A deeper look does show that investors are being selective about what they want to own, what is working and what is not. If we look at just sectors, industrials and health care were the top performing sectors in July, with financials taking the third spot. According to Goldman Sachs, investors are favoring domestic-revenue companies over companies with a large share of international exposure. Since the start of June, domestically focused companies have gained 5.8% compared to those that are internationally focused, which are little changed. Investors are also focusing on quality, bidding up shares of companies with the best balance sheets. This type of company has outperformed for the last five quarters, the longest winning streak in 12 years. Another driver is the tax reform. Companies with the highest tax rates have the most to gain under the new tax plan and are considered more attractive. In the second quarter, the basket of highest taxed companies outperformed the low tax basket of companies by 9%. As the broad index appeared to make a smooth move over the last month, it has become a very complex market underneath the surface.

The July jobs report, which showed the economy created 157,000 jobs for the month, was a little below the average forecast of 190,000. The unemployment rate declined from last month’s 4% to a current 3.9%. This brings the 12-month average for the jobs created to a healthy 203,000 per month. Although this month’s number was a little light of expectations, the prior two months were revised up by 59,000. A number that the Federal Reserve pays close attention to, wage growth, showed average hourly earnings increased by 7 cents to $27.05. With many industries reporting difficulty in finding qualified workers, it is not yet showing up in a meaningful way in the wage number. Rising wages can be inflationary, so for those worried about inflation, this month’s number can be viewed as a sigh of relief. The 157,000 number can continue to fulfill the “goldilocks” scenario, indicative of an economy that is not slowing and not overheating either.

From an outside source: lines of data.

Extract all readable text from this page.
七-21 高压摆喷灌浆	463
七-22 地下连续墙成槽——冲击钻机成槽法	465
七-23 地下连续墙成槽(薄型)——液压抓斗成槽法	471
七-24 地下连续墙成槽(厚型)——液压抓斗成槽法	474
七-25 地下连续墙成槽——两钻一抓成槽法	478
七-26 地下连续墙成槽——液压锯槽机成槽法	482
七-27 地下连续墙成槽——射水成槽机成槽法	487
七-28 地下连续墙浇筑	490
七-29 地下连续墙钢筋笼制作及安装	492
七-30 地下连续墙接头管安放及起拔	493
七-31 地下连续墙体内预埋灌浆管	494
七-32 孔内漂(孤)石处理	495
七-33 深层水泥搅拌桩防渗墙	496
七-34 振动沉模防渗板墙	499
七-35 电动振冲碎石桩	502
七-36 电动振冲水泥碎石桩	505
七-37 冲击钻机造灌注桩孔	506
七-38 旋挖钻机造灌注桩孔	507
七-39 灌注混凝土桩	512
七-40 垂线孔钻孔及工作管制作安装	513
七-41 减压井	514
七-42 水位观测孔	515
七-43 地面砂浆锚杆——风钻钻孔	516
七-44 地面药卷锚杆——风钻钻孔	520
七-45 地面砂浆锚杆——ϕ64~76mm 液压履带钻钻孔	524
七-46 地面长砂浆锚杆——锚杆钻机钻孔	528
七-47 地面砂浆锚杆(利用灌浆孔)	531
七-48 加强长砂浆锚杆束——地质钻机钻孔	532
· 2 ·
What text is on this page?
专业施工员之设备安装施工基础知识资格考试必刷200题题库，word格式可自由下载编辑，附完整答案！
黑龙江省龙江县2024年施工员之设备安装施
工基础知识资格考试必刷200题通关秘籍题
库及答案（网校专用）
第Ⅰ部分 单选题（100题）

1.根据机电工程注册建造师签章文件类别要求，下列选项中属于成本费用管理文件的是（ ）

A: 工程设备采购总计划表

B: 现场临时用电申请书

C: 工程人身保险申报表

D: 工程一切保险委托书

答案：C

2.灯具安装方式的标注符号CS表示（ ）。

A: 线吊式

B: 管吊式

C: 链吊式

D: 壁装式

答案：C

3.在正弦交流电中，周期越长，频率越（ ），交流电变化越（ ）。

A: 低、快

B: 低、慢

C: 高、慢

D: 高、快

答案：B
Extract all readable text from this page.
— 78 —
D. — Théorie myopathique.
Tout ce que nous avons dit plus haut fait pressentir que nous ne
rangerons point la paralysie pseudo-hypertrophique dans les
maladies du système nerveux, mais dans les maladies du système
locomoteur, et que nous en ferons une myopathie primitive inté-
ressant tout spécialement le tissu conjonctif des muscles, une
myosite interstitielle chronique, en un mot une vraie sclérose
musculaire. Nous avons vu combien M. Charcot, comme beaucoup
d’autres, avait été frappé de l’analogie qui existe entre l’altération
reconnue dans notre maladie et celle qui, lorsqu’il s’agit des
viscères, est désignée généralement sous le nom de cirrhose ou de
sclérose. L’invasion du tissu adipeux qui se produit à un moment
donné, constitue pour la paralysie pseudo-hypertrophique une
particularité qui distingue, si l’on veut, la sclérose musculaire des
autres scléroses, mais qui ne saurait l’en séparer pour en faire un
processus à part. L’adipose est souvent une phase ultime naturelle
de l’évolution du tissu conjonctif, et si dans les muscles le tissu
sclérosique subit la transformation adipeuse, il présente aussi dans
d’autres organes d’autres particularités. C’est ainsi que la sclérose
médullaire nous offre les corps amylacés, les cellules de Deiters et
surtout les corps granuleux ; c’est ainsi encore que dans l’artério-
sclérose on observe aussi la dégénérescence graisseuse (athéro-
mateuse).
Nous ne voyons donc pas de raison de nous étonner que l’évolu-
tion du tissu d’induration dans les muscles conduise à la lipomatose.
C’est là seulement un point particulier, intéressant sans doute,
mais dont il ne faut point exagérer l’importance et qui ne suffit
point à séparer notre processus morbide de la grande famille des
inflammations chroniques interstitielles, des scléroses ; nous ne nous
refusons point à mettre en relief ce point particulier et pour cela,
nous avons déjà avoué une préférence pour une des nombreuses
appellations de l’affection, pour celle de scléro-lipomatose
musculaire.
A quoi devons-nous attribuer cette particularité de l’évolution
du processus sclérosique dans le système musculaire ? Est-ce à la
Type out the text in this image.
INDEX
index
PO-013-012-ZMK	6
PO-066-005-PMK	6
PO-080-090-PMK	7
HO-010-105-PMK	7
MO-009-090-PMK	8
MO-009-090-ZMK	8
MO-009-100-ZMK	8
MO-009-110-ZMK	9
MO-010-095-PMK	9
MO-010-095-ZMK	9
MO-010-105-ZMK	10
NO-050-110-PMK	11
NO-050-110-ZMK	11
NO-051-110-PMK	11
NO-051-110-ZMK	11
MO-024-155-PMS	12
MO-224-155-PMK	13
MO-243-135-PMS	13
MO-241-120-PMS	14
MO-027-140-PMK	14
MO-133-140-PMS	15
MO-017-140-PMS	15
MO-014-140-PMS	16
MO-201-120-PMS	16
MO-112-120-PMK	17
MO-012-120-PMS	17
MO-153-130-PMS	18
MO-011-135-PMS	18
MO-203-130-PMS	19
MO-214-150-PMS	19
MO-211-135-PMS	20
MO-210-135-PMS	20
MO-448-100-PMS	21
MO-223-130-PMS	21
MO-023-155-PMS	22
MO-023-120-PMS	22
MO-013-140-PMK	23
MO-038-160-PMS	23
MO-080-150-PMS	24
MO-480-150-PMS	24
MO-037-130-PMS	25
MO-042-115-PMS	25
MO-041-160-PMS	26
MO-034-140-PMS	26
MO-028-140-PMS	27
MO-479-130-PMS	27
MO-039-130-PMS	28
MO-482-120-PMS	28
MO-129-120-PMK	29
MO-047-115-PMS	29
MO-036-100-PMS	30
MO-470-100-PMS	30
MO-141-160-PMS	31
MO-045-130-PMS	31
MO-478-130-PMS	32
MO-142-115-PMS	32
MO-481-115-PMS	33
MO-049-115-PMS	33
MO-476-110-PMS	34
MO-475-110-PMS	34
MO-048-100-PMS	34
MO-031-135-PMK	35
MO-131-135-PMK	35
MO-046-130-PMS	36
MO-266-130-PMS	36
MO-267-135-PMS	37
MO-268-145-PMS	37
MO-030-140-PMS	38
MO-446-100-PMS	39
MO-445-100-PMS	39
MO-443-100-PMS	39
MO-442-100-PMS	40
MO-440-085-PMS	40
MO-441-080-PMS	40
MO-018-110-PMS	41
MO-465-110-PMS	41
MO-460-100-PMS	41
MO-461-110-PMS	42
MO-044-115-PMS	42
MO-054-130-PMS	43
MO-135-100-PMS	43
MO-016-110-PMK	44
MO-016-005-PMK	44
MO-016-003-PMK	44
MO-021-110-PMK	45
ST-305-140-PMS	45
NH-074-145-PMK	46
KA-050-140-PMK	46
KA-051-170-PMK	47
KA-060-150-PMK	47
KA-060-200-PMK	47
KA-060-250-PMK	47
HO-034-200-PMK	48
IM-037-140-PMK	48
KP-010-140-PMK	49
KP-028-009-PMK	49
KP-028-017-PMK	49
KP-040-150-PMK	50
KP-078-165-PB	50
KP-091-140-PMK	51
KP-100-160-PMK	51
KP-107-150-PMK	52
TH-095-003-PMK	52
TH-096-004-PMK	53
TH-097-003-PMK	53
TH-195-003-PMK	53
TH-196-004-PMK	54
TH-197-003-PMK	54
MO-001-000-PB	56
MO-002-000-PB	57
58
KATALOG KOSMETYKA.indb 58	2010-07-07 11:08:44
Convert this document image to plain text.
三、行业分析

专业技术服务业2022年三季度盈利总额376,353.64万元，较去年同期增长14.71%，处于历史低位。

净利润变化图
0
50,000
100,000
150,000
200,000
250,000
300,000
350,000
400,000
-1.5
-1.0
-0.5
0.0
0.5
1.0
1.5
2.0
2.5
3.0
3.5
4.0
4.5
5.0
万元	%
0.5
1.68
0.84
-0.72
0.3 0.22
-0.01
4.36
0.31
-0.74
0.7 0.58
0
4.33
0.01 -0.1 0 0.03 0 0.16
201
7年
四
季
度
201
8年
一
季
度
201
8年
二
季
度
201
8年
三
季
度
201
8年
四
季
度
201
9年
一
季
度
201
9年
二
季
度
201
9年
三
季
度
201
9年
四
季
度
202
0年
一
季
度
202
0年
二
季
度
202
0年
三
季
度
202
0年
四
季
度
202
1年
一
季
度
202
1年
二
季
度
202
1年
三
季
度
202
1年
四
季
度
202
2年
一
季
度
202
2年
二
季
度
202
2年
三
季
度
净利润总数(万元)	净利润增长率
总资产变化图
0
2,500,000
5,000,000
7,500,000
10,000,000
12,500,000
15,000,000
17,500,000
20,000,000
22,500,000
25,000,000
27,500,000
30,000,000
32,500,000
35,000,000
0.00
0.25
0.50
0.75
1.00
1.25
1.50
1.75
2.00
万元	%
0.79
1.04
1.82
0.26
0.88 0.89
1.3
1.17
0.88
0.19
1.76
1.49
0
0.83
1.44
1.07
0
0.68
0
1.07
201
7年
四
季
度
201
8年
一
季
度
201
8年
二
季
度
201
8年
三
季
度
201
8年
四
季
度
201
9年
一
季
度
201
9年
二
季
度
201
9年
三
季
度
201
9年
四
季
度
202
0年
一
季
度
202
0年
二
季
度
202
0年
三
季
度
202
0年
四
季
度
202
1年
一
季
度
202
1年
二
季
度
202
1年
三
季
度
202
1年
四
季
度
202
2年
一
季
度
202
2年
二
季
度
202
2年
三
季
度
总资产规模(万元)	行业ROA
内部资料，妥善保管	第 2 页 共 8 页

With 7 months of the year already behind us, I would characterize 2018 as a constant “tug of war.” The economic data continues to justify to the bulls that the resiliency of the economy will overcome the headline risks currently dominating the attention of the media. The bulls argue that strong growth, along with a healthy jobs market and consumers willing to spend, will continue to drive the economy and taking the markets higher. However, the bears will point to the negative effect of rising long-term interest rates, rising energy costs, lack of wage growth, and the damage of trade fears ultimately driving the economy into a recession in the near term. This is like the saying “beauty is in the eye of the beholder,” all data is subject to interpretation. As we move later into the business cycle, the number of cross signals will likely increase. For now, we still believe in the glass is “half full” interpretation.

From all of us at 10-15 Associates we hope you enjoy the rest of your summer!

Please remember that past performance may not be indicative of future results. Different types of investments involve varying degrees of risk, and there can be no assurance that the future performance of any specific investment, investment strategy, or product made reference to directly or indirectly in this newsletter, will be profitable, equal any corresponding indicated historical performance level(s), or be suitable for your portfolio. Due to various factors, including changing market conditions, the content may no longer be reflective of current opinions or positions. Moreover, you should not assume that any discussion or information contained in this newsletter serves as the receipt of, or as a substitute for, personalized investment advice from 10-15 Associates. To the extent that a reader has any questions regarding the applicability of any specific issue discussed above to his/her individual situation, he/she is encouraged to consult with the professional advisor of his/her choosing. A copy of our current written disclosure statement discussing our advisory services and fees is available for review upon request.